Deuxième tour de l’élection présidentielle du 21 février : Vigilance, sacrifice d’une journée pour sauver le pays et sa démocratie

Partout dans le pays quand on voit comment les Nigériens s’expriment avec enthousiasme pour l’alternance et pour le changement incarné par Mahamane Ousmane. Depuis, l’ont ne peut théoriquement rien craindre pour sa victoire certaine. A Tillabéri, Niamey, Dosso, Zinder, avec des poches importantes dans bien d’autres régions, l’on ne peut plus mettre en doute le sacre de l’homme qui, autant par ses qualités intrinsèques que par la sincérité de ses soutiens, tient le secret de ses élections qui se passent en sa faveur et ce, malgré l’intox d’une certaine presse qui s’évertue à montrer au nom d’un score truqué – ces 39,30% - que Bazoum Mohamed serait le candidat favori dans les élections nigériennes.

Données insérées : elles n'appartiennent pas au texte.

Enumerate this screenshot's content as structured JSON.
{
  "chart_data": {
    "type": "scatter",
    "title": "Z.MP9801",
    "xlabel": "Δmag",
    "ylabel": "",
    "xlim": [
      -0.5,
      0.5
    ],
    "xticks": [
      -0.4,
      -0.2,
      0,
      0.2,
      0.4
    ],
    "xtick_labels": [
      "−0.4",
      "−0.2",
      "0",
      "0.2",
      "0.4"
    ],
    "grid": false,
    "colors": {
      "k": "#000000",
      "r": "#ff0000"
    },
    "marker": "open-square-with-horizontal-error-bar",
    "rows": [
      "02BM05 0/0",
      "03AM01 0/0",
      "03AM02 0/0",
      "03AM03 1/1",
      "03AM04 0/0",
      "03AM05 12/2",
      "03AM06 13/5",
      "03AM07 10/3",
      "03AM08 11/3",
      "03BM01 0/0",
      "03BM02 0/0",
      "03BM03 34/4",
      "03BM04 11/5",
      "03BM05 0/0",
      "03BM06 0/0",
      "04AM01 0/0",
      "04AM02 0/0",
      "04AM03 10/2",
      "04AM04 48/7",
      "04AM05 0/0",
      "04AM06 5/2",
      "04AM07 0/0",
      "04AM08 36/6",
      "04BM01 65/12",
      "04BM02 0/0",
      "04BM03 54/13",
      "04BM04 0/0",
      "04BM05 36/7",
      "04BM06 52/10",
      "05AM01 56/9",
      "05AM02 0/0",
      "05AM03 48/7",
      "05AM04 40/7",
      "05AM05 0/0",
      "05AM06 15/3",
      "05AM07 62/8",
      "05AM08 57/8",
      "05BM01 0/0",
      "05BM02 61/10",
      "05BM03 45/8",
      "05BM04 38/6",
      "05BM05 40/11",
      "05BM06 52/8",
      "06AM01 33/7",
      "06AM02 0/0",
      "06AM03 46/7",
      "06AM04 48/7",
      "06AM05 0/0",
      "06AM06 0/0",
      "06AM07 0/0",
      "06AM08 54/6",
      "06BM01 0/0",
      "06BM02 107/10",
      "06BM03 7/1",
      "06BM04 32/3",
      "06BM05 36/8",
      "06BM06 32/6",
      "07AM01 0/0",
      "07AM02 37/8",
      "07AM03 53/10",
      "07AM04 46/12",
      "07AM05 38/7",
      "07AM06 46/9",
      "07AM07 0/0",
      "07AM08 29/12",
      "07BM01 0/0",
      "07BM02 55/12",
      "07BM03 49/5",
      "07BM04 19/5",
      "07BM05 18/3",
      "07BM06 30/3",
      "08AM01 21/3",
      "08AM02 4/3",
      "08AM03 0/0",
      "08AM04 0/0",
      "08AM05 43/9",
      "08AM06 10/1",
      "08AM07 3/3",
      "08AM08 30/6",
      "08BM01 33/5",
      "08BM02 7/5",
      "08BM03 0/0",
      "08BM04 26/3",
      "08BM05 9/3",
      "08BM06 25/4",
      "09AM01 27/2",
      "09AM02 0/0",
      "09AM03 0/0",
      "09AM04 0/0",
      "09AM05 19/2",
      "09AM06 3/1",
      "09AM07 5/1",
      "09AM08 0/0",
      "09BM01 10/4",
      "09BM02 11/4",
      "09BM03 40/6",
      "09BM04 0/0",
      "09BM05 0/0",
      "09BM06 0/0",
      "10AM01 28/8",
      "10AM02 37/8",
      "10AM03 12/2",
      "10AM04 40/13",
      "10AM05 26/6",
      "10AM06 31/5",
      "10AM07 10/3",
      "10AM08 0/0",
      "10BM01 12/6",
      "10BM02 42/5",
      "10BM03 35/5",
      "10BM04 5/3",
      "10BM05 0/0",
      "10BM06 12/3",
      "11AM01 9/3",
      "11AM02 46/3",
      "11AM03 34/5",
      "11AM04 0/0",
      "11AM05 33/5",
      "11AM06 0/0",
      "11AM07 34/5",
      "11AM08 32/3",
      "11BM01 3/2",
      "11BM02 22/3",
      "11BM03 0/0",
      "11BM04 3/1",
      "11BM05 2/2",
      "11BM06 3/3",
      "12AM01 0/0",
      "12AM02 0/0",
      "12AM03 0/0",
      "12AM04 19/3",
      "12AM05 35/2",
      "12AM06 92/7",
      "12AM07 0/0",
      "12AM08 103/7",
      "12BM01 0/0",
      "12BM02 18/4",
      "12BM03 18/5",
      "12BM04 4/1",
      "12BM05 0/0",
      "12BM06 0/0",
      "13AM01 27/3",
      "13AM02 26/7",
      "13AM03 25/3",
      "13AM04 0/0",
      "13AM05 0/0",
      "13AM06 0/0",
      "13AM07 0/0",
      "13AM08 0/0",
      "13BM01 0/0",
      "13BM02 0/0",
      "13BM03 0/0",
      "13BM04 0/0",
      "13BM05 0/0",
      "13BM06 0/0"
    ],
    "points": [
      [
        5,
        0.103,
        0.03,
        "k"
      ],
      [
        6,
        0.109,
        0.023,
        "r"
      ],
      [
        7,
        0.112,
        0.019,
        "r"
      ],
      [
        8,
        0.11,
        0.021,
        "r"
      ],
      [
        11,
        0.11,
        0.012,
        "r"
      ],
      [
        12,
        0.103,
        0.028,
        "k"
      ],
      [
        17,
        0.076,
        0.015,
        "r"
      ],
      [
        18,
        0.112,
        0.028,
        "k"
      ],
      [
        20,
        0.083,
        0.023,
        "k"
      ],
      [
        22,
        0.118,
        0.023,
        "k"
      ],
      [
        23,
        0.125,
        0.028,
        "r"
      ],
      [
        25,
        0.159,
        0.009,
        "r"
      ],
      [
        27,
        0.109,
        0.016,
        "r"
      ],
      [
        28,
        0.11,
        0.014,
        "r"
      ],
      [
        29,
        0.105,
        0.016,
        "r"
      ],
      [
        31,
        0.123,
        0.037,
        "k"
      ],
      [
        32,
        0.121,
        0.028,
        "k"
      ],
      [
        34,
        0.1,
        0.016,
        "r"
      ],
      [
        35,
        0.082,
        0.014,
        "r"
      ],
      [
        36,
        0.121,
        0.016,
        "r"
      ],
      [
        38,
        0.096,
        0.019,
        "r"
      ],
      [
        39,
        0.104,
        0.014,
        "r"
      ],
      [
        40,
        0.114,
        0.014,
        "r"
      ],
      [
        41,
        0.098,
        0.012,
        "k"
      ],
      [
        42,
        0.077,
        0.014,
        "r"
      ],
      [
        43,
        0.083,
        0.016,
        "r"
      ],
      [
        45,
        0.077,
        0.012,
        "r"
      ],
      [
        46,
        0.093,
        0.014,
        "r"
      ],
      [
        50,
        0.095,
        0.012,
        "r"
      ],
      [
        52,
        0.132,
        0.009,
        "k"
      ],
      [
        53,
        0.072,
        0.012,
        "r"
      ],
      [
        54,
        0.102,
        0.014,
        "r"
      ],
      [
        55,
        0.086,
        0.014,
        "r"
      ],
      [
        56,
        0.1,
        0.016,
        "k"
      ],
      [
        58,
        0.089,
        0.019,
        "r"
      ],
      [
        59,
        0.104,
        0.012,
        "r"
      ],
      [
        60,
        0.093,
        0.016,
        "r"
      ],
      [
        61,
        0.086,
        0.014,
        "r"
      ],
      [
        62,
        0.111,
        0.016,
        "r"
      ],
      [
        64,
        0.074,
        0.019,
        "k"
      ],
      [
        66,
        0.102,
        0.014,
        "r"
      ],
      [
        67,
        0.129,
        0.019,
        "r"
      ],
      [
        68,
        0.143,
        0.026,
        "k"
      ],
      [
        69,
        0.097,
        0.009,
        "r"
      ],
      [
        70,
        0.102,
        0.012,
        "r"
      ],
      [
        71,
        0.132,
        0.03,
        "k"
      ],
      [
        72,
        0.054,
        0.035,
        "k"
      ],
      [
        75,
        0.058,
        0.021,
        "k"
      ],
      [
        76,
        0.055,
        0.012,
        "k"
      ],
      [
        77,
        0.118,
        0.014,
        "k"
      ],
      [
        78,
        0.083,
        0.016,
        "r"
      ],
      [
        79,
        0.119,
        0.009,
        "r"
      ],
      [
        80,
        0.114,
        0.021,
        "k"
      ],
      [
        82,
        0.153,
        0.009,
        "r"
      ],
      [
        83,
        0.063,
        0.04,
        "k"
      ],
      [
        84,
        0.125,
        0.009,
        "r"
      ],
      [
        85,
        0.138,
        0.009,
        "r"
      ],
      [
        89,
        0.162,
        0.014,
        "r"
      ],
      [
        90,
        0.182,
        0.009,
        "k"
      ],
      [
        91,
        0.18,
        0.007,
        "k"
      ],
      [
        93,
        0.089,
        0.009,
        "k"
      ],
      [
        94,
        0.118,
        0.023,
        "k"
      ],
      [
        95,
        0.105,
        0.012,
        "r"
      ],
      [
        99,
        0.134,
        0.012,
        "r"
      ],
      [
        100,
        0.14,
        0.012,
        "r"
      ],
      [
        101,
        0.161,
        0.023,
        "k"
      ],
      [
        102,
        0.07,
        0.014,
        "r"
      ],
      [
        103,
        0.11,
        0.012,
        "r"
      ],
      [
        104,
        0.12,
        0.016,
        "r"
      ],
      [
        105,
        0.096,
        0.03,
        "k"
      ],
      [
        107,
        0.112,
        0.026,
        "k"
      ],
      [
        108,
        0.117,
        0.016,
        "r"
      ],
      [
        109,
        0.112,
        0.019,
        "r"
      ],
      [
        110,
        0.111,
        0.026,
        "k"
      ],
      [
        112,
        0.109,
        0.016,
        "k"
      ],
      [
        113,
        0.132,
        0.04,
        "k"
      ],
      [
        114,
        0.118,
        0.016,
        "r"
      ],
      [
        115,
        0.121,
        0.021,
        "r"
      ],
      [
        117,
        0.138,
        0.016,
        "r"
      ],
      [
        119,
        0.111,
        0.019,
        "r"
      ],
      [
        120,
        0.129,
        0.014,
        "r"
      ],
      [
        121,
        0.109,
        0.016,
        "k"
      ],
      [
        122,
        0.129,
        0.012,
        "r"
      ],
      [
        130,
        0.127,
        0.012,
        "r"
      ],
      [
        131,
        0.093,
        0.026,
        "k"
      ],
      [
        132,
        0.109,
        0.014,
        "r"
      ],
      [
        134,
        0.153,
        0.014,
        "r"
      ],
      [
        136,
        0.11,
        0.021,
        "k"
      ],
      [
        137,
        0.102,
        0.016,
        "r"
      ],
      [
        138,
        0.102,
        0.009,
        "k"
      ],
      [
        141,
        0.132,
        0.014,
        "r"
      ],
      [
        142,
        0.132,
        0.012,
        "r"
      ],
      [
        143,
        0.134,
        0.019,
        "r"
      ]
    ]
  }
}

Il n’en est rien et les bons esprits en sont convaincus. D’ailleurs un tel discours ne vise qu’à faire de la manipulation et c’est certainement sur une telle perception manipulatrice des enjeux de ces élections que certains avaient été abusés pour finalement, être orientés vers une candidature qu’ils récusaient, qu’ils rejetaient. D’ailleurs ces revirements spectaculaires avaient surpris plus d’un car rien, objectivement, ne pouvait faire comprendre un choix aussi contradictoire, irrationnel au regard du discours récent que certains des nouveaux alliés avaient tenus il y a seulement quelques jours. On ne savait pas qu’ils partaient chez des charlatans qui pouvaient mieux les rassurer que des électeurs qu’ils ne pouvaient pas convaincre. On comprend que des bases et non des moindres s’y opposent aujourd’hui, refusant d’aller dans une direction où les discours de leurs responsables, naguère, les appelaient à s’en méfier, à s’en distancer. Elles ont même compris qu’elles n’ont rien à gagner ; et que le revirement ne vient que de la part de personnes qui avaient à protéger des promesses de positions dans la nouvelle architecture que le candidat entend mettre en place si jamais il venait à être élu, au grand malheur des Nigériens ainsi qu’il le disait lorsque, à Tahoua, sidérés par les fiascos répétitifs de sa tournée, sur un ton menaçant, il promettait l’enfer aux Nigériens, poussant jusqu’à ses alliés à se méfier de lui et de son aventure.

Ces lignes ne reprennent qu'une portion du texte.